The cemetery dates back to the founding decades of Garden Grove and Westminster and is the last resting place of some pretty notable people, namely the Lamson [Lampson] and Chapman families who were some of the original pioneers of the area.
The sole local fatality of the 1933 Long Beach Earthquake, Elizabeth Pollard, 13, is also laid to rest at Magnolia. Pollard was in the auditorium of Garden Grove High at the time of the quake, which collapsed the entryway and killed her.
Although buried at Magnolia, Pollard’s spirit is said by some ghost enthusiasts to still haunt Garden Grove High School’s old main building (now Heritage Hall).
A surprisingly long list of Civil War veterans, as well as World War I, World War II, Korean War and Vietnam War veterans are buried on the cemetery premises. However, one of the dead goes without a marker.
Confederate soldier Loving Coker is buried in an unmarked grave at the park, something Arledge thinks was done because of political tension over mixing Confederate soldiers with Union soldiers in burial.
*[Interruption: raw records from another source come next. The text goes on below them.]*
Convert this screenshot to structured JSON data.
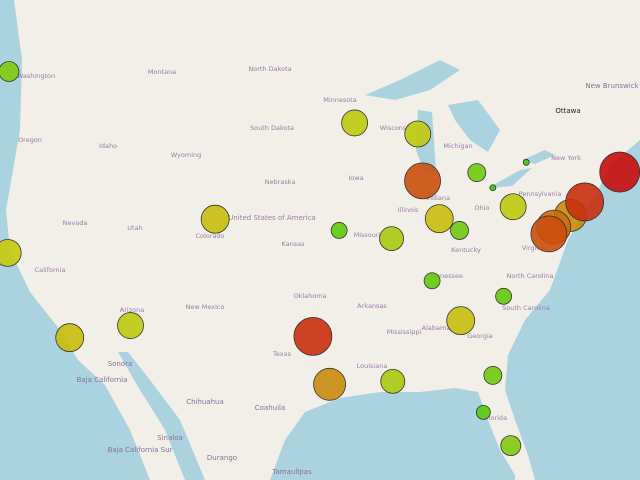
{
  "labels": {
    "states": [
      "Washington",
      "Oregon",
      "Idaho",
      "Montana",
      "Wyoming",
      "North Dakota",
      "South Dakota",
      "Nebraska",
      "Kansas",
      "Nevada",
      "California",
      "Utah",
      "Colorado",
      "Arizona",
      "New Mexico",
      "Texas",
      "Oklahoma",
      "Missouri",
      "Iowa",
      "Minnesota",
      "Wisconsin",
      "Illinois",
      "Arkansas",
      "Louisiana",
      "Mississippi",
      "Alabama",
      "Georgia",
      "Tennessee",
      "Kentucky",
      "Ohio",
      "Indiana",
      "Michigan",
      "North Carolina",
      "South Carolina",
      "Florida",
      "Virginia",
      "Pennsylvania",
      "New York",
      "Sonora",
      "Chihuahua",
      "Coahuila",
      "Baja California",
      "Baja California Sur",
      "Sinaloa",
      "Durango",
      "Tamaulipas",
      "New Brunswick"
    ],
    "country": "United States of America",
    "capital": "Ottawa"
  },
  "markers": [
    {
      "lat": 47.6,
      "lon": -122.3,
      "value": 100
    },
    {
      "lat": 37.8,
      "lon": -122.4,
      "value": 180
    },
    {
      "lat": 32.7,
      "lon": -117.2,
      "value": 196
    },
    {
      "lat": 33.45,
      "lon": -112.1,
      "value": 169
    },
    {
      "lat": 39.74,
      "lon": -105.0,
      "value": 196
    },
    {
      "lat": 32.78,
      "lon": -96.8,
      "value": 361
    },
    {
      "lat": 29.76,
      "lon": -95.4,
      "value": 256
    },
    {
      "lat": 44.98,
      "lon": -93.3,
      "value": 169
    },
    {
      "lat": 44.4,
      "lon": -88.0,
      "value": 169
    },
    {
      "lat": 41.88,
      "lon": -87.6,
      "value": 324
    },
    {
      "lat": 42.33,
      "lon": -83.05,
      "value": 81
    },
    {
      "lat": 39.1,
      "lon": -94.6,
      "value": 64
    },
    {
      "lat": 38.63,
      "lon": -90.2,
      "value": 144
    },
    {
      "lat": 39.77,
      "lon": -86.2,
      "value": 196
    },
    {
      "lat": 39.1,
      "lon": -84.5,
      "value": 81
    },
    {
      "lat": 40.44,
      "lon": -80.0,
      "value": 169
    },
    {
      "lat": 36.16,
      "lon": -86.8,
      "value": 64
    },
    {
      "lat": 33.75,
      "lon": -84.4,
      "value": 196
    },
    {
      "lat": 35.23,
      "lon": -80.8,
      "value": 64
    },
    {
      "lat": 29.95,
      "lon": -90.1,
      "value": 144
    },
    {
      "lat": 30.33,
      "lon": -81.7,
      "value": 81
    },
    {
      "lat": 27.95,
      "lon": -82.5,
      "value": 49
    },
    {
      "lat": 25.76,
      "lon": -80.2,
      "value": 100
    },
    {
      "lat": 42.89,
      "lon": -78.9,
      "value": 9
    },
    {
      "lat": 41.5,
      "lon": -81.7,
      "value": 9
    },
    {
      "lat": 38.9,
      "lon": -77.0,
      "value": 324
    },
    {
      "lat": 39.29,
      "lon": -76.6,
      "value": 289
    },
    {
      "lat": 39.95,
      "lon": -75.2,
      "value": 256
    },
    {
      "lat": 40.71,
      "lon": -74.0,
      "value": 361
    },
    {
      "lat": 42.36,
      "lon": -71.06,
      "value": 400
    }
  ]
}
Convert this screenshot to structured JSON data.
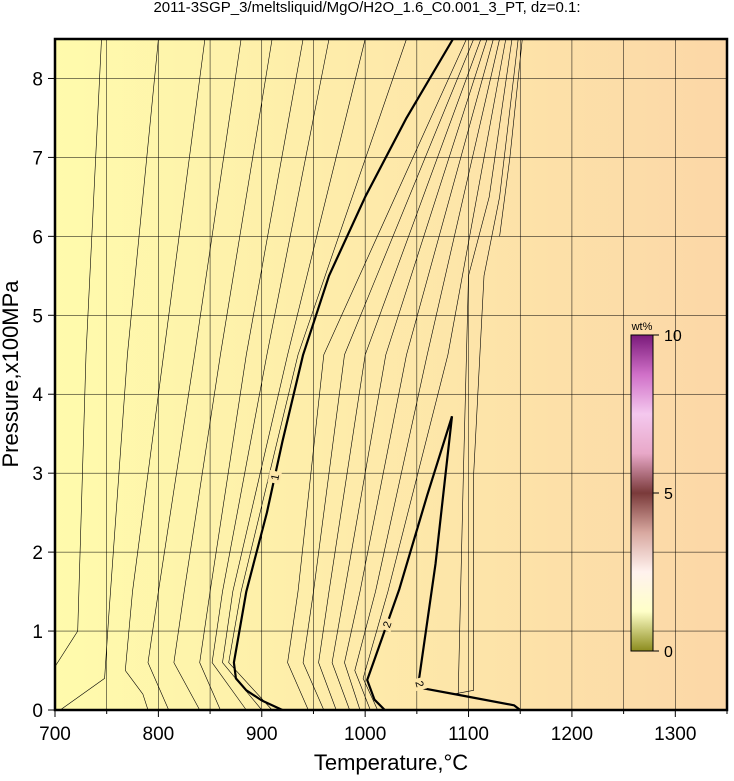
{
  "chart_data": {
    "type": "contour",
    "title": "2011-3SGP_3/meltsliquid/MgO/H2O_1.6_C0.001_3_PT, dz=0.1:",
    "x_label": "Temperature,°C",
    "y_label": "Pressure,x100MPa",
    "xlim": [
      700,
      1350
    ],
    "ylim": [
      0,
      8.5
    ],
    "xticks": [
      700,
      800,
      900,
      1000,
      1100,
      1200,
      1300
    ],
    "xminor": [
      750,
      850,
      950,
      1050,
      1150,
      1250,
      1350
    ],
    "yticks": [
      0,
      1,
      2,
      3,
      4,
      5,
      6,
      7,
      8
    ],
    "grid": true,
    "fill_colors": [
      "#fffbac",
      "#fcd7a7"
    ],
    "line_color": "#000000",
    "contours": [
      {
        "x": [
          745,
          730,
          722,
          700
        ],
        "y": [
          8.5,
          4.5,
          1.0,
          0.55
        ],
        "line_width": 0.6
      },
      {
        "x": [
          800,
          770,
          752,
          748,
          705
        ],
        "y": [
          8.5,
          4.5,
          1.2,
          0.4,
          0
        ],
        "line_width": 0.6
      },
      {
        "x": [
          845,
          805,
          775,
          768,
          785,
          790
        ],
        "y": [
          8.5,
          4.5,
          1.5,
          0.5,
          0.2,
          0
        ],
        "line_width": 0.6
      },
      {
        "x": [
          880,
          835,
          800,
          790,
          810
        ],
        "y": [
          8.5,
          4.5,
          1.5,
          0.6,
          0
        ],
        "line_width": 0.6
      },
      {
        "x": [
          910,
          860,
          825,
          815,
          840
        ],
        "y": [
          8.5,
          4.5,
          1.5,
          0.6,
          0
        ],
        "line_width": 0.6
      },
      {
        "x": [
          940,
          885,
          850,
          840,
          860
        ],
        "y": [
          8.5,
          4.5,
          1.5,
          0.6,
          0
        ],
        "line_width": 0.6
      },
      {
        "x": [
          965,
          905,
          862,
          852,
          885
        ],
        "y": [
          8.5,
          4.5,
          1.5,
          0.6,
          0
        ],
        "line_width": 0.6
      },
      {
        "x": [
          1000,
          925,
          872,
          862,
          900
        ],
        "y": [
          8.5,
          4.5,
          1.5,
          0.6,
          0
        ],
        "line_width": 0.6
      },
      {
        "x": [
          1040,
          935,
          880,
          868,
          910
        ],
        "y": [
          8.5,
          4.5,
          1.5,
          0.6,
          0
        ],
        "line_width": 0.6
      },
      {
        "x": [
          1085,
          1040,
          1000,
          965,
          940,
          920,
          905,
          885,
          873,
          875,
          885,
          900,
          920
        ],
        "y": [
          8.5,
          7.5,
          6.5,
          5.5,
          4.5,
          3.4,
          2.5,
          1.5,
          0.6,
          0.4,
          0.25,
          0.12,
          0
        ],
        "line_width": 2.2,
        "label": "1"
      },
      {
        "x": [
          1098,
          960,
          935,
          925,
          945
        ],
        "y": [
          8.5,
          4.5,
          1.5,
          0.6,
          0
        ],
        "line_width": 0.6
      },
      {
        "x": [
          1105,
          980,
          950,
          940,
          960
        ],
        "y": [
          8.5,
          4.5,
          1.5,
          0.6,
          0
        ],
        "line_width": 0.6
      },
      {
        "x": [
          1112,
          1000,
          965,
          955,
          972
        ],
        "y": [
          8.5,
          4.5,
          1.5,
          0.6,
          0
        ],
        "line_width": 0.6
      },
      {
        "x": [
          1118,
          1020,
          980,
          968,
          985
        ],
        "y": [
          8.5,
          4.5,
          1.5,
          0.6,
          0
        ],
        "line_width": 0.6
      },
      {
        "x": [
          1124,
          1040,
          995,
          980,
          995
        ],
        "y": [
          8.5,
          4.5,
          1.5,
          0.6,
          0
        ],
        "line_width": 0.6
      },
      {
        "x": [
          1130,
          1060,
          1010,
          990,
          1005
        ],
        "y": [
          8.5,
          4.5,
          1.5,
          0.5,
          0
        ],
        "line_width": 0.6
      },
      {
        "x": [
          1136,
          1080,
          1022,
          998,
          1012
        ],
        "y": [
          8.5,
          4.5,
          1.5,
          0.4,
          0
        ],
        "line_width": 0.6
      },
      {
        "x": [
          1084,
          1060,
          1033,
          1009,
          1002,
          1009,
          1019
        ],
        "y": [
          3.72,
          2.72,
          1.53,
          0.64,
          0.38,
          0.13,
          0
        ],
        "line_width": 2.2,
        "label": "2"
      },
      {
        "x": [
          1084,
          1068,
          1052,
          1054,
          1091,
          1144,
          1150
        ],
        "y": [
          3.72,
          1.85,
          0.38,
          0.28,
          0.19,
          0.06,
          0
        ],
        "line_width": 2.2,
        "label": "2"
      },
      {
        "x": [
          1142,
          1120,
          1100,
          1095,
          1090
        ],
        "y": [
          8.5,
          6.5,
          5.5,
          3.0,
          0.2
        ],
        "line_width": 0.6
      },
      {
        "x": [
          1148,
          1130,
          1115,
          1105,
          1105,
          1085
        ],
        "y": [
          8.5,
          6.5,
          5.5,
          3.0,
          0.25,
          0.2
        ],
        "line_width": 0.6
      },
      {
        "x": [
          1152,
          1140,
          1130
        ],
        "y": [
          8.5,
          7.0,
          6.0
        ],
        "line_width": 0.6
      }
    ],
    "colorbar": {
      "label": "wt%",
      "lim": [
        0,
        10
      ],
      "ticks": [
        0,
        5,
        10
      ],
      "colors": [
        "#8c8c1e",
        "#ffffc8",
        "#fff2ee",
        "#d8a8a0",
        "#7a3a3a",
        "#e8a8c8",
        "#f4c8ee",
        "#d070c8",
        "#7a1a7a"
      ]
    }
  }
}
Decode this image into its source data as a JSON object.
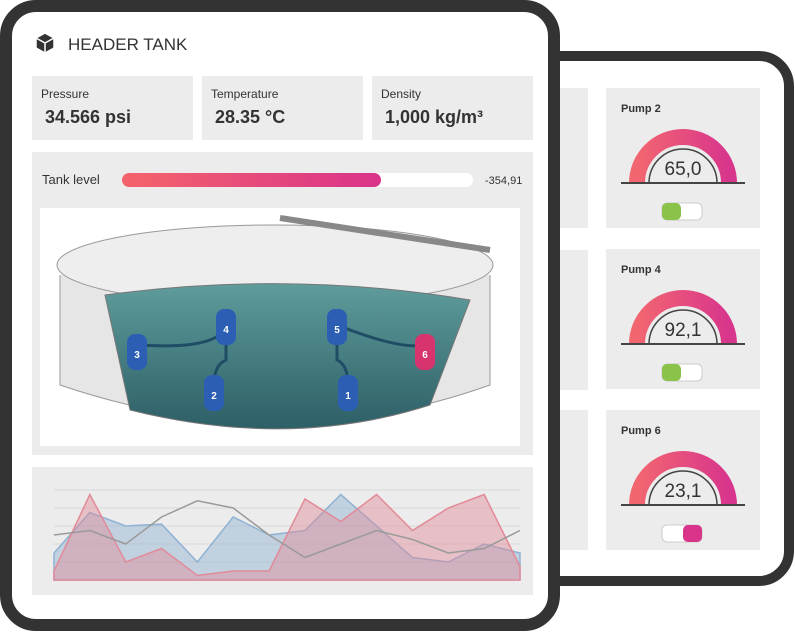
{
  "header": {
    "title": "HEADER TANK"
  },
  "stats": [
    {
      "label": "Pressure",
      "value": "34.566 psi"
    },
    {
      "label": "Temperature",
      "value": "28.35 °C"
    },
    {
      "label": "Density",
      "value": "1,000 kg/m³"
    }
  ],
  "tank_level": {
    "label": "Tank level",
    "value": "-354,91"
  },
  "tank_pumps": [
    "1",
    "2",
    "3",
    "4",
    "5",
    "6"
  ],
  "pumps": [
    {
      "name": "Pump 2",
      "reading": "65,0",
      "toggle": "on"
    },
    {
      "name": "Pump 4",
      "reading": "92,1",
      "toggle": "on"
    },
    {
      "name": "Pump 6",
      "reading": "23,1",
      "toggle": "off"
    }
  ],
  "trend": {
    "ylim": [
      0,
      100
    ],
    "series": [
      {
        "color": "#8fb2d3",
        "values": [
          30,
          75,
          60,
          62,
          20,
          70,
          50,
          55,
          95,
          60,
          25,
          20,
          40,
          30
        ]
      },
      {
        "color": "#e28a98",
        "values": [
          10,
          95,
          20,
          35,
          5,
          10,
          10,
          90,
          65,
          95,
          55,
          80,
          95,
          15
        ]
      },
      {
        "color": "#9a9a9a",
        "values": [
          50,
          55,
          40,
          70,
          88,
          80,
          50,
          25,
          40,
          55,
          45,
          30,
          35,
          55
        ]
      }
    ]
  }
}
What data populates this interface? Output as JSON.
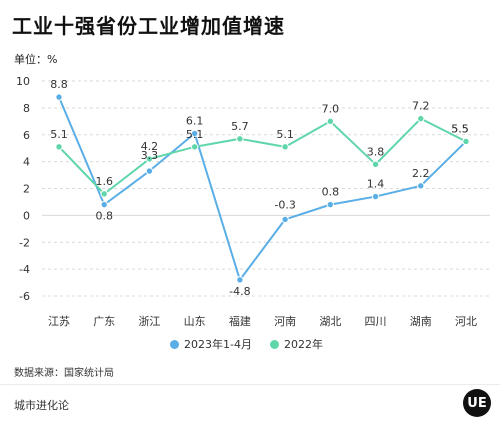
{
  "header": {
    "title": "工业十强省份工业增加值增速",
    "unit": "单位：%"
  },
  "footer": {
    "source": "数据来源：国家统计局",
    "brand": "城市进化论",
    "logo_text": "UE"
  },
  "colors": {
    "series_2023": "#5aaee6",
    "series_2022": "#5fd6aa",
    "grid": "#d9d9d9",
    "axis_text": "#333333"
  },
  "chart_data": {
    "type": "line",
    "title": "工业十强省份工业增加值增速",
    "ylabel": "单位：%",
    "categories": [
      "江苏",
      "广东",
      "浙江",
      "山东",
      "福建",
      "河南",
      "湖北",
      "四川",
      "湖南",
      "河北"
    ],
    "ylim": [
      -6,
      10
    ],
    "yticks": [
      -6,
      -4,
      -2,
      0,
      2,
      4,
      6,
      8,
      10
    ],
    "grid": true,
    "legend_position": "bottom",
    "series": [
      {
        "name": "2023年1-4月",
        "color": "#5aaee6",
        "values": [
          8.8,
          0.8,
          3.3,
          6.1,
          -4.8,
          -0.3,
          0.8,
          1.4,
          2.2,
          5.5
        ],
        "labels": [
          "8.8",
          "0.8",
          "3.3",
          "6.1",
          "-4.8",
          "-0.3",
          "0.8",
          "1.4",
          "2.2",
          "5.5"
        ]
      },
      {
        "name": "2022年",
        "color": "#5fd6aa",
        "values": [
          5.1,
          1.6,
          4.2,
          5.1,
          5.7,
          5.1,
          7.0,
          3.8,
          7.2,
          5.5
        ],
        "labels": [
          "5.1",
          "1.6",
          "4.2",
          "5.1",
          "5.7",
          "5.1",
          "7.0",
          "3.8",
          "7.2",
          "5.5"
        ]
      }
    ]
  }
}
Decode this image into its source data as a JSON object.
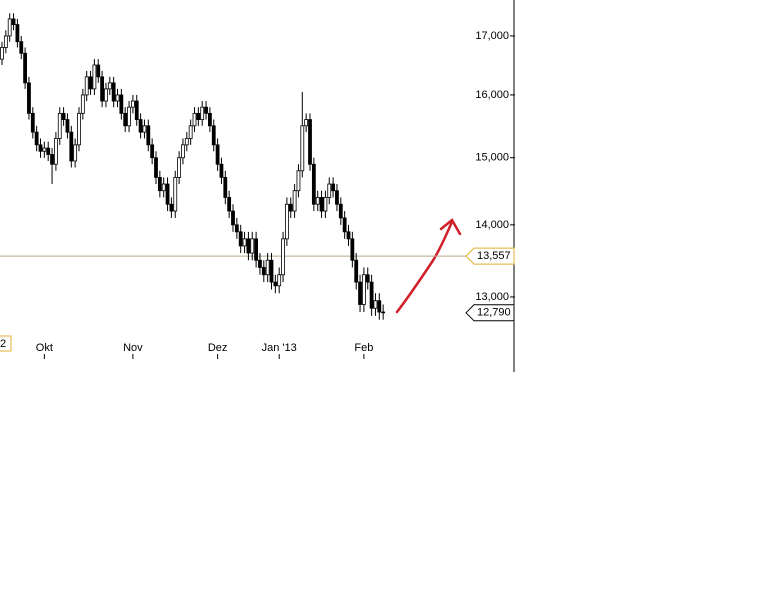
{
  "chart_data": {
    "type": "candlestick",
    "log_scale": true,
    "categories": [
      null,
      null,
      null,
      null,
      null,
      null,
      null,
      null,
      null,
      null,
      null,
      "Okt",
      null,
      null,
      null,
      null,
      null,
      null,
      null,
      null,
      null,
      null,
      null,
      null,
      null,
      null,
      null,
      null,
      null,
      null,
      null,
      null,
      null,
      null,
      "Nov",
      null,
      null,
      null,
      null,
      null,
      null,
      null,
      null,
      null,
      null,
      null,
      null,
      null,
      null,
      null,
      null,
      null,
      null,
      null,
      null,
      null,
      "Dez",
      null,
      null,
      null,
      null,
      null,
      null,
      null,
      null,
      null,
      null,
      null,
      null,
      null,
      null,
      null,
      "Jan '13",
      null,
      null,
      null,
      null,
      null,
      null,
      null,
      null,
      null,
      null,
      null,
      null,
      null,
      null,
      null,
      null,
      null,
      null,
      null,
      null,
      null,
      "Feb",
      null,
      null,
      null,
      null,
      null
    ],
    "open": [
      16600,
      16800,
      17000,
      17300,
      17200,
      16900,
      16700,
      16200,
      15700,
      15400,
      15200,
      15100,
      15150,
      15050,
      14900,
      15300,
      15700,
      15600,
      15400,
      14950,
      15200,
      15700,
      16000,
      16300,
      16100,
      16500,
      16300,
      15900,
      16100,
      16200,
      15900,
      16000,
      15700,
      15500,
      15800,
      15900,
      15600,
      15400,
      15500,
      15200,
      15000,
      14700,
      14500,
      14600,
      14300,
      14200,
      14700,
      15000,
      15200,
      15300,
      15500,
      15700,
      15600,
      15800,
      15700,
      15500,
      15200,
      14900,
      14700,
      14400,
      14200,
      14000,
      13900,
      13700,
      13800,
      13600,
      13800,
      13500,
      13400,
      13300,
      13500,
      13200,
      13150,
      13300,
      13800,
      14300,
      14200,
      14500,
      14800,
      15500,
      15600,
      14900,
      14300,
      14400,
      14200,
      14400,
      14600,
      14500,
      14300,
      14100,
      13900,
      13800,
      13500,
      13200,
      12900,
      13300,
      13200,
      12850,
      12950,
      12800
    ],
    "high": [
      16900,
      17100,
      17400,
      17400,
      17300,
      17000,
      16800,
      16300,
      15800,
      15500,
      15300,
      15250,
      15250,
      15150,
      15400,
      15800,
      15800,
      15700,
      15500,
      15300,
      15800,
      16100,
      16400,
      16400,
      16600,
      16600,
      16400,
      16200,
      16300,
      16300,
      16100,
      16100,
      15800,
      15900,
      16000,
      16000,
      15700,
      15600,
      15600,
      15300,
      15100,
      14800,
      14700,
      14700,
      14400,
      14800,
      15100,
      15300,
      15400,
      15600,
      15800,
      15800,
      15900,
      15900,
      15800,
      15600,
      15300,
      15000,
      14800,
      14500,
      14300,
      14100,
      14000,
      13900,
      13900,
      13900,
      13900,
      13600,
      13500,
      13600,
      13600,
      13300,
      13400,
      13900,
      14400,
      14400,
      14600,
      14900,
      16050,
      15700,
      15700,
      15000,
      14500,
      14500,
      14500,
      14700,
      14700,
      14600,
      14400,
      14200,
      14000,
      13900,
      13600,
      13300,
      13400,
      13400,
      13300,
      13050,
      13050,
      12900
    ],
    "low": [
      16500,
      16700,
      16900,
      17100,
      16800,
      16600,
      16100,
      15600,
      15300,
      15100,
      15000,
      15000,
      14950,
      14600,
      14800,
      15200,
      15500,
      15300,
      14850,
      14850,
      15100,
      15600,
      15900,
      16000,
      16000,
      16200,
      15800,
      15800,
      16000,
      15800,
      15800,
      15600,
      15400,
      15400,
      15700,
      15500,
      15300,
      15300,
      15100,
      14900,
      14600,
      14400,
      14400,
      14200,
      14100,
      14100,
      14600,
      14900,
      15100,
      15200,
      15400,
      15500,
      15500,
      15600,
      15400,
      15100,
      14800,
      14600,
      14300,
      14100,
      13900,
      13800,
      13600,
      13600,
      13500,
      13500,
      13400,
      13300,
      13200,
      13200,
      13100,
      13050,
      13050,
      13200,
      13700,
      14100,
      14100,
      14400,
      14700,
      15400,
      14800,
      14200,
      14200,
      14100,
      14100,
      14300,
      14400,
      14200,
      14000,
      13800,
      13700,
      13400,
      13100,
      12800,
      12800,
      13100,
      12750,
      12750,
      12700,
      12700
    ],
    "close": [
      16800,
      17000,
      17300,
      17200,
      16900,
      16700,
      16200,
      15700,
      15400,
      15200,
      15100,
      15150,
      15050,
      14900,
      15300,
      15700,
      15600,
      15400,
      14950,
      15200,
      15700,
      16000,
      16300,
      16100,
      16500,
      16300,
      15900,
      16100,
      16200,
      15900,
      16000,
      15700,
      15500,
      15800,
      15900,
      15600,
      15400,
      15500,
      15200,
      15000,
      14700,
      14500,
      14600,
      14300,
      14200,
      14700,
      15000,
      15200,
      15300,
      15500,
      15700,
      15600,
      15800,
      15700,
      15500,
      15200,
      14900,
      14700,
      14400,
      14200,
      14000,
      13900,
      13700,
      13800,
      13600,
      13800,
      13500,
      13400,
      13300,
      13500,
      13200,
      13150,
      13300,
      13800,
      14300,
      14200,
      14500,
      14800,
      15500,
      15600,
      14900,
      14300,
      14400,
      14200,
      14400,
      14600,
      14500,
      14300,
      14100,
      13900,
      13800,
      13500,
      13200,
      12900,
      13300,
      13200,
      12850,
      12950,
      12800,
      12790
    ],
    "ylim": [
      12035,
      17640
    ],
    "yticks": [
      {
        "value": 13000,
        "label": "13,000"
      },
      {
        "value": 14000,
        "label": "14,000"
      },
      {
        "value": 15000,
        "label": "15,000"
      },
      {
        "value": 16000,
        "label": "16,000"
      },
      {
        "value": 17000,
        "label": "17,000"
      }
    ],
    "reference_line": {
      "value": 13557,
      "label": "13,557",
      "color": "#e0b030"
    },
    "last_price": {
      "value": 12790,
      "label": "12,790"
    },
    "left_tag": "2"
  }
}
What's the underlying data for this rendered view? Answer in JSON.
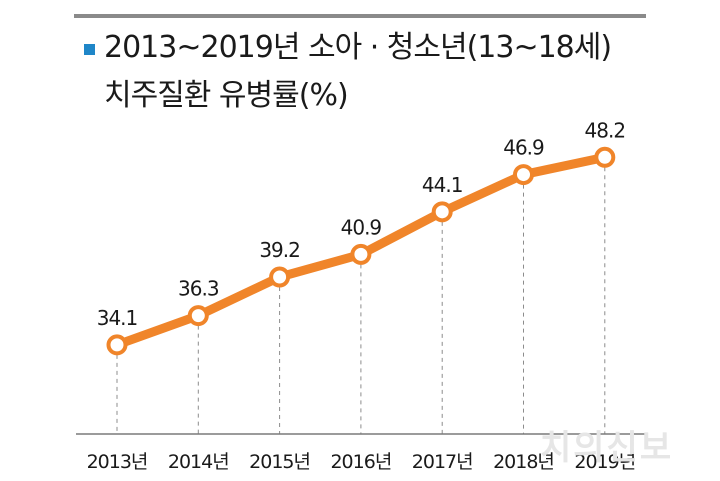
{
  "title_line_1": "2013~2019년 소아 · 청소년(13~18세)",
  "title_line_2": "치주질환 유병률(%)",
  "watermark": "치의신보",
  "colors": {
    "line": "#f0852a",
    "accent_square": "#1f86c8",
    "axis": "#7a7a7a",
    "rule": "#8a8a8a"
  },
  "chart_data": {
    "type": "line",
    "title": "2013~2019년 소아 · 청소년(13~18세) 치주질환 유병률(%)",
    "categories": [
      "2013년",
      "2014년",
      "2015년",
      "2016년",
      "2017년",
      "2018년",
      "2019년"
    ],
    "series": [
      {
        "values": [
          34.1,
          36.3,
          39.2,
          40.9,
          44.1,
          46.9,
          48.2
        ]
      }
    ],
    "value_labels": [
      "34.1",
      "36.3",
      "39.2",
      "40.9",
      "44.1",
      "46.9",
      "48.2"
    ],
    "xlabel": "",
    "ylabel": "",
    "ylim": [
      27.4,
      49.5
    ],
    "grid": false,
    "legend": "none"
  }
}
Coker is thought to have been a very decorated soldier, who won his medals for valor in battle.
There are other Coker family members buried in the cemetery. Other Coker family members now reside in Huntington Beach.
The park is a small one, tucked between churches and across the street from a Buddhist temple.
There are weathered pillars with young names from long ago on them, stones in the ground whose names are barely legible. A grouping of children, many of them Japanese, rest near the back.
There are other markers that leave little clue as to who is under them and when they got there.
If what Arledge said is correct, there are no uneasy souls that stay in Magnolia.
Just those who wish to be left to their rest.